Archive Notice - OSHA Archive

NOTICE: This is an OSHA Archive Document, and may no longer represent OSHA Policy. It is presented here as historical content, for research and review purposes only.

OSHA requirements are set by statute, standards and regulations. Our interpretation letters explain these requirements and how they apply to particular circumstances, but they cannot create additional employer obligations. This letter constitutes OSHA's interpretation of the requirements discussed. Note that our enforcement guidance may be affected by changes to OSHA rules. Also, from time to time we update our guidance in response to new information. To keep apprised of such developments, you can consult OSHA's website at

February 18, 1993

David F. Coble, Ph.D. CSP
Vise President, Safety ELB
605 Eastowne Drive
Chapel Hill, North Carolina 27514

Dear Mr. Coble:

Thank you for your letter dated January 25, requesting an interpretation of several OSHA injury and illness recordkeeping issues. I will respond by first repeating each question then addressing it. Whenever possible I will reference the Recordkeeping Guidelines for Occupational Injuries and Illnesses by stating the page and Q&A numbers.

Q1 I understand that you stated at the National Safety Congress that the use of an elastic or Ace bandage for treatment of a work related injury is not recordable. Could you confirm this or state when elastic bandage usage makes the case recordable?

A1 This question revolves around the issue of medical treatment vs first aid for various orthopedic devices. Our interpretation of the recordkeeping Guidelines is that the use of casts, splints or orthopedic devices designed to immobilize a body part are generally considered medical treatment. Wraps or non-constraining devices such as wristlets or elastic bandages are generally considered first aid treatment. Please keep in mind, however, that the distinction between first aid and medical treatment is based upon the type of treatment either actually provided or clearly required, even if not provided. If a health care provider "prescribed" a device to immobilize the wrist, the case should be evaluated as one involving medical treatment. (page 44, Q&A F-5)

Q2 There is still confusion about recording of pinhead size second degree burns. Is one pinhead sized burn recordable? Are multiple pinhead sized burns recordable? If no treatment is provided, does this have an impact on recordability? At this time, is there any official size to trigger recording of second degree burns?

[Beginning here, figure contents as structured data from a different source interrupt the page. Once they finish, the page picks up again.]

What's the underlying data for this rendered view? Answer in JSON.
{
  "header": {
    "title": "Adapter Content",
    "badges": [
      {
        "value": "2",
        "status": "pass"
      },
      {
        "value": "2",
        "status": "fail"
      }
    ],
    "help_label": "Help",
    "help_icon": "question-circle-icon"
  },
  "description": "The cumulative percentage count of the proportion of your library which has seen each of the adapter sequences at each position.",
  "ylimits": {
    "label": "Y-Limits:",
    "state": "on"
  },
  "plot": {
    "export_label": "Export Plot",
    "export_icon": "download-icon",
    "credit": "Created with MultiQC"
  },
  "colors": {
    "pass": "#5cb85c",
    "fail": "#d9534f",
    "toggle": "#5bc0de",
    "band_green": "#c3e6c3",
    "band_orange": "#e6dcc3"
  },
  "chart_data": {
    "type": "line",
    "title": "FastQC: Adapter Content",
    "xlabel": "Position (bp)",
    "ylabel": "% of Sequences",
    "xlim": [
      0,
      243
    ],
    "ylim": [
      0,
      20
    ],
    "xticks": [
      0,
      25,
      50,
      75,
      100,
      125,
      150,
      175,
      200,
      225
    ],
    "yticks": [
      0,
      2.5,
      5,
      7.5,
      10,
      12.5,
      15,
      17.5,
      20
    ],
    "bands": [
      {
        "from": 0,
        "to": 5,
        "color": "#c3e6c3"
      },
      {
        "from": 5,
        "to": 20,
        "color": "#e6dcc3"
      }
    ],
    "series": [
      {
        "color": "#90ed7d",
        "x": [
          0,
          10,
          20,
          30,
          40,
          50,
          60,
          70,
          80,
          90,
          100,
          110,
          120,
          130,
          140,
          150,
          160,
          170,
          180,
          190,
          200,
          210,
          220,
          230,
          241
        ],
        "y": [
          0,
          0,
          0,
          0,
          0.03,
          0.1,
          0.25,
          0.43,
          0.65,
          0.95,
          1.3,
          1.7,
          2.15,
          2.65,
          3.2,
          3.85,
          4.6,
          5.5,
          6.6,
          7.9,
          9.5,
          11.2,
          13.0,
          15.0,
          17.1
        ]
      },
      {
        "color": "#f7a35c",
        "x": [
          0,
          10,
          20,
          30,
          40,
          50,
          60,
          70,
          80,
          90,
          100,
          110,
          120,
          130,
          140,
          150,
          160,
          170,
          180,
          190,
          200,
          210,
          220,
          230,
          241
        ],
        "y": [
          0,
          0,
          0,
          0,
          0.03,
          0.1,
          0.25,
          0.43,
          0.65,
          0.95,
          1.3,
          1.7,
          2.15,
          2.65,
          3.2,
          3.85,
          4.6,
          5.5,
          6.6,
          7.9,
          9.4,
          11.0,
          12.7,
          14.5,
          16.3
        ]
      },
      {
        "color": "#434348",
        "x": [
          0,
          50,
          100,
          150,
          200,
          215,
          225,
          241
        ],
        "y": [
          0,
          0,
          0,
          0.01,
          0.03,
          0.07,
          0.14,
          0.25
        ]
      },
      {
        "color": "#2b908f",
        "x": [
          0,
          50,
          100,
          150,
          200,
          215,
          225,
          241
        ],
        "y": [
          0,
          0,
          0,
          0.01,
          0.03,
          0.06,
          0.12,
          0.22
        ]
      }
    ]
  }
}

A2 Any work related second degree burn that is larger than a pinhead or any work related third degree burn (regardless of size) is recordable. As found on page 42 of the Guidelines, a non-minor injury is one that results in damage to the physical structure of a nonsuperficial nature. All work related non-minor injuries must be recorded. Work related first degree burns are considered minor injuries and not recordable by nature. However, first degree burns and pinhead sized second degree burns, like any other minor injury, are recordable if medical treatment is provided.